Ville où il est arrivé à l’âge de deux ans formidablement élevé par une mère courage.
Nous sommes les hommes d’un seul club, sans qui nous n’aurions jamais eu la destinée personnelle et professionnelle que vous connaissez. Cette ville que nous aimons viscéralement, nous l’avons représentée d’abord avec le maillot rouge et blanc et ensuite avec un coq brodé sur notre cœur. Des sollicitations, lui et moi, nous en avons reçues en bon nombre, mais seule Biarritz nous faisait vibrer !
Une grande fierté que d’avoir nos deux « trombines » peintes sur une façade à Beaurivage ! Je l’interprète comme une reconnaissance de notre ville, nous qui avons sillonné le monde sans jamais oublier le Rocher de la Vierge !

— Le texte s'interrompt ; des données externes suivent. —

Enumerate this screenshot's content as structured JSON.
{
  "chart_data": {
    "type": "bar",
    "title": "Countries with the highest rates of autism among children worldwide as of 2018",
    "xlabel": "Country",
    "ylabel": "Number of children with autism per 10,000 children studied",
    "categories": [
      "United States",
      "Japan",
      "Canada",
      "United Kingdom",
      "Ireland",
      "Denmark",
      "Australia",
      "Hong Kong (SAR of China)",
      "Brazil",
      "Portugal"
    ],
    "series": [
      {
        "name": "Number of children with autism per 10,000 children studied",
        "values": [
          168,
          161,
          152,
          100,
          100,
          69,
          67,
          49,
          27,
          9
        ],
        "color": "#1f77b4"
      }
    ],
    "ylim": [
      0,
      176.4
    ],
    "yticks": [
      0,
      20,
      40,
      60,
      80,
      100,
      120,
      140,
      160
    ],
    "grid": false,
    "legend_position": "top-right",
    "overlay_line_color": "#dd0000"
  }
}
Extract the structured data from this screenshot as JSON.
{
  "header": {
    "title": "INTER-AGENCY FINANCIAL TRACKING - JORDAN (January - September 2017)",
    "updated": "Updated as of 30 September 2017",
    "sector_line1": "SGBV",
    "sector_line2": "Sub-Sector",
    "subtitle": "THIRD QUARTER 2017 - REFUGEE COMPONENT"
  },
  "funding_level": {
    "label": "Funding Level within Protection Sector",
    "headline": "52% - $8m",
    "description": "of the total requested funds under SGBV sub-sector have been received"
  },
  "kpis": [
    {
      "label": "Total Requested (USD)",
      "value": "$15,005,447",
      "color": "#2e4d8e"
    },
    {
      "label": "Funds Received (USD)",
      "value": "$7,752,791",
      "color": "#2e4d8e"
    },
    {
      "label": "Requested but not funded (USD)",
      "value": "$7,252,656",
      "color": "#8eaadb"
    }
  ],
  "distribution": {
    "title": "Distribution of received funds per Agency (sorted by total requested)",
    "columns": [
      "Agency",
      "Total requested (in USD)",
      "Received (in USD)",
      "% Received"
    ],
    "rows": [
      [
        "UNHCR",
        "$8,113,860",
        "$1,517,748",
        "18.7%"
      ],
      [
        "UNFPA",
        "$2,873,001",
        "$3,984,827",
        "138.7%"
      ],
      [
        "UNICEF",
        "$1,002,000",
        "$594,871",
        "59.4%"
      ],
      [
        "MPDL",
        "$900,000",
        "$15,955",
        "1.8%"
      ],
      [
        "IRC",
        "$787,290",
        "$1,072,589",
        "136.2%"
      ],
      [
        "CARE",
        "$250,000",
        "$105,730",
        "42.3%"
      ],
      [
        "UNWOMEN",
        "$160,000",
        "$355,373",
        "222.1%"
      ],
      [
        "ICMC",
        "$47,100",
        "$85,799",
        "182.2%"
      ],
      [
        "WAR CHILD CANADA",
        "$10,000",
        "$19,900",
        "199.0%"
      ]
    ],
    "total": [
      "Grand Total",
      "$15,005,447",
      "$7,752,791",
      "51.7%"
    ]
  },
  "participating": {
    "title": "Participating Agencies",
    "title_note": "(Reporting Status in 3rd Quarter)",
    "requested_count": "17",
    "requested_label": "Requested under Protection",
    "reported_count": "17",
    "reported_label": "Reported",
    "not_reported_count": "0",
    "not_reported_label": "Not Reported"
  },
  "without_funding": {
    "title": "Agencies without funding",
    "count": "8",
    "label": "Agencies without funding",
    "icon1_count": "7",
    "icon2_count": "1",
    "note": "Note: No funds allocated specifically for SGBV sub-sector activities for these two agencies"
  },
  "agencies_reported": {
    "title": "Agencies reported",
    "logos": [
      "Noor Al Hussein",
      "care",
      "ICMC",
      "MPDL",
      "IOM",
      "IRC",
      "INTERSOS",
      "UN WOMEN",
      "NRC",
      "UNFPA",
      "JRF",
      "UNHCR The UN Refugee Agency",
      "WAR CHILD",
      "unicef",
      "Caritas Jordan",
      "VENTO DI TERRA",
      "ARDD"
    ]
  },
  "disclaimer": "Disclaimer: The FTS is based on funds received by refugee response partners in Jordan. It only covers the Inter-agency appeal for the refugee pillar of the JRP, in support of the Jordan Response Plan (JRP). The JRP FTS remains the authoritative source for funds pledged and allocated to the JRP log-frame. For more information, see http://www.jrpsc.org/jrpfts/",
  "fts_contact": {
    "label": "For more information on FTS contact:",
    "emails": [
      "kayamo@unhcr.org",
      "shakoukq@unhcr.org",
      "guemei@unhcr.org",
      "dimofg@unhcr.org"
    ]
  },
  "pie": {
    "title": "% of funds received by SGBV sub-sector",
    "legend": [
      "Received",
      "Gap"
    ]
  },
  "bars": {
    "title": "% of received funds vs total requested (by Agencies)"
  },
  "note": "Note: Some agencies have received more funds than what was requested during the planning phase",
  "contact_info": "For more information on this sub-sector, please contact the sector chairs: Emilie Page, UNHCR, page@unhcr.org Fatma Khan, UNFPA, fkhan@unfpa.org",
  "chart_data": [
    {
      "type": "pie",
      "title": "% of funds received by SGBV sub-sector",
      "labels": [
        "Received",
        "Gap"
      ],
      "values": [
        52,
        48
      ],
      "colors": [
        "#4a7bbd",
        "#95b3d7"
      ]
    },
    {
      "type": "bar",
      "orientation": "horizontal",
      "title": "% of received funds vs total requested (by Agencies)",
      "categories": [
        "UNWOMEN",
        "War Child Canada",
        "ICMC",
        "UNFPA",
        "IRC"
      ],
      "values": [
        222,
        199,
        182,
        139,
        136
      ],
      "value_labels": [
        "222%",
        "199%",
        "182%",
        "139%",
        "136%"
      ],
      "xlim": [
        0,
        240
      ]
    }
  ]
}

Notre ami respectif Jean Pierre Rives a dit : « Le rugby c’est l’histoire d’un ballon avec des copains autour et quand il n’y a plus de ballon, il reste des copains ».
Notre amitié s’est construite sur le terrain d’Aguiléra dans l’effort, la loyauté, l’exigence et le respect. C’est dans ce cadre, loin des discours, dans la répétition des entraînements et la dureté des matchs que nous partageons les mêmes valeurs !
Une anecdote souvent racontée illustre parfaitement notre relation. Lors d’un match tendu, alors que Serge s’apprête à tenter une relance risquée depuis son camp, je lui glisse simplement :
« Fais-le si tu veux, mais laisse-nous d’abord gagner la mêlée d’avant. »
Le message n’est pas une interdiction, mais un pacte tacite : les avants assurent la base, les trois-quarts peuvent ensuite s’exprimer. Blanco relancera… et marquera quelques minutes plus t**d.
Tout est dit, auparavant coéquipiers, aujourd’hui amis, vous comprendrez bien qu’en bon pilier basque, je pousse la mêlée de « Mon équipe c’est Biarritz ! ». Le rôle d’un avant est de rester dans l’ombre, beaucoup d’entre vous croyiez que je serai sur les bancs de cette équipe, mais discrètement j’admire la motivation et l’énergie que serge met pour servir Biarritz. Il s’est entouré d’une équipe biberonnée dans cette cité impériale, aussi motivée que nous étions avant un match important !
Voici, ma modeste contribution pour que la ville de Biarritz retrouve une âme, une échelle humaine et rayonne dans le monde avec Serge comme ambassadeur !
Votez Serge, sa place est sur ce balcon!
En 1992, les larmes étaient de tristesse, en 2026, elles couleront de fierté!